Let’s test this Biblically. We’ll have to take your word on the content of the “kinds” because Genesis 1 doesn’t detail it.: on land, for example, there are onlt 3: livestock, creeping things and wild animals: no discussion of bears, dogs or marsupials. We’ll have to assume your authority is as great as the Bible’s on that - I’d appreciate an explanation of why, though.

Jon Garvey - #45258

December 29th 2010

We’ll ignore the creation of “great whales”  in Gen 1.20 since you say they didn’t develop for centuries. The word “tannin” can mean any large sea monster - so maybe there was a giant squid kind (which later swallowed Job, since the same word is used). I assume small squids are a separate kind, since they aren’t “sea monsters”.

But how do you explain, far more than “a few centuries” of the flood, the use in Leviticus 11 of separate “kinds” (“min”) for eagle, vulture, black vulture, red kite, black kite (several kinds), raven (several kinds), horned owl, screech owl, gull, hawk (several kinds), little owl, , cormorant, great owl, white owl, desert owl, osprey, stork, heron (several kinds), hoopoe and bat? And later locust, bald locust, beetle, grasshopper, mouse and tortoise?

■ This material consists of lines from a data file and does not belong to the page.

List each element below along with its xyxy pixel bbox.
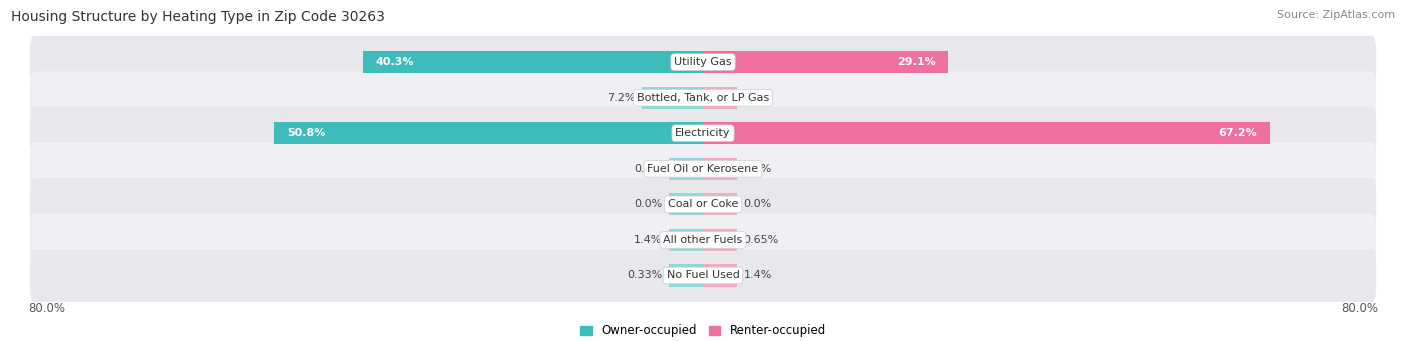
Text: 80.0%: 80.0%	[28, 302, 65, 315]
Text: 0.0%: 0.0%	[634, 164, 662, 174]
Text: No Fuel Used: No Fuel Used	[666, 270, 740, 281]
Text: Housing Structure by Heating Type in Zip Code 30263: Housing Structure by Heating Type in Zip…	[11, 10, 385, 24]
Text: 29.1%: 29.1%	[897, 57, 936, 67]
Bar	[703, 87, 737, 109]
Text: 0.33%: 0.33%	[627, 270, 662, 281]
Text: 0.65%: 0.65%	[744, 235, 779, 245]
Text: 0.0%: 0.0%	[744, 199, 772, 209]
Bar	[703, 229, 737, 251]
Bar	[703, 51, 949, 73]
Bar	[669, 158, 703, 180]
FancyBboxPatch shape	[30, 249, 1376, 302]
Bar	[669, 265, 703, 286]
Bar	[669, 193, 703, 216]
Bar	[703, 193, 737, 216]
Text: 1.6%: 1.6%	[744, 93, 772, 103]
FancyBboxPatch shape	[30, 107, 1376, 160]
Bar	[363, 51, 703, 73]
FancyBboxPatch shape	[30, 178, 1376, 231]
Text: Coal or Coke: Coal or Coke	[668, 199, 738, 209]
FancyBboxPatch shape	[30, 71, 1376, 124]
Text: All other Fuels: All other Fuels	[664, 235, 742, 245]
Text: 40.3%: 40.3%	[375, 57, 415, 67]
Text: 1.4%: 1.4%	[634, 235, 662, 245]
Bar	[703, 158, 737, 180]
Text: 50.8%: 50.8%	[287, 128, 325, 138]
Text: Bottled, Tank, or LP Gas: Bottled, Tank, or LP Gas	[637, 93, 769, 103]
Bar	[703, 265, 737, 286]
Text: Utility Gas: Utility Gas	[675, 57, 731, 67]
Bar	[669, 229, 703, 251]
Text: Source: ZipAtlas.com: Source: ZipAtlas.com	[1277, 10, 1395, 20]
Bar	[703, 122, 1270, 144]
Text: Fuel Oil or Kerosene: Fuel Oil or Kerosene	[647, 164, 759, 174]
FancyBboxPatch shape	[30, 143, 1376, 195]
Text: Electricity: Electricity	[675, 128, 731, 138]
Bar	[274, 122, 703, 144]
Text: 0.0%: 0.0%	[634, 199, 662, 209]
Text: 0.0%: 0.0%	[744, 164, 772, 174]
FancyBboxPatch shape	[30, 36, 1376, 88]
Text: 1.4%: 1.4%	[744, 270, 772, 281]
FancyBboxPatch shape	[30, 213, 1376, 266]
Text: 67.2%: 67.2%	[1219, 128, 1257, 138]
Text: 7.2%: 7.2%	[607, 93, 636, 103]
Text: 80.0%: 80.0%	[1341, 302, 1378, 315]
Bar	[643, 87, 703, 109]
Legend: Owner-occupied, Renter-occupied: Owner-occupied, Renter-occupied	[575, 320, 831, 341]
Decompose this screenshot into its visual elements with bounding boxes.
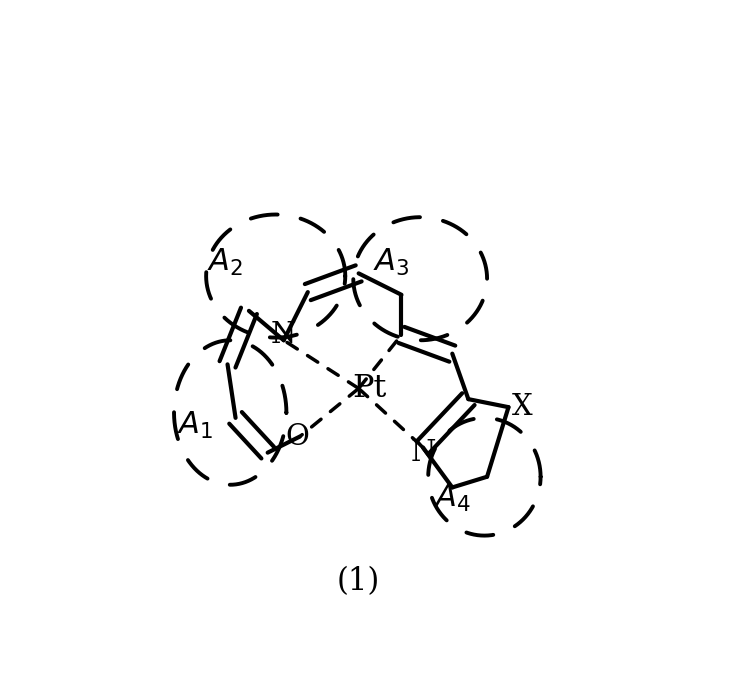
Text: $A_2$: $A_2$ xyxy=(207,247,243,278)
Text: $A_1$: $A_1$ xyxy=(177,410,214,441)
Text: $A_4$: $A_4$ xyxy=(434,482,471,514)
Text: X: X xyxy=(511,393,532,421)
Text: Pt: Pt xyxy=(352,373,387,404)
Text: (1): (1) xyxy=(337,566,381,596)
Text: N: N xyxy=(271,321,296,349)
Text: O: O xyxy=(285,423,309,450)
Text: N: N xyxy=(410,439,435,466)
Text: $A_3$: $A_3$ xyxy=(372,247,409,278)
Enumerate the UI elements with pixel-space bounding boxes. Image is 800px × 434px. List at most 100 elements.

Are you saying that the whole whale/pre-whale family is one kind, yet every separate bird species is a kind? Are you saying that the kinds themselves become new kinds, so the bird “kind” became thousands of individual “kinds” - which would mean the term means nothing special in Genesis? Or are you, as I suppose, reading the Bible through a pair of dark glasses that blind you to what it actually says?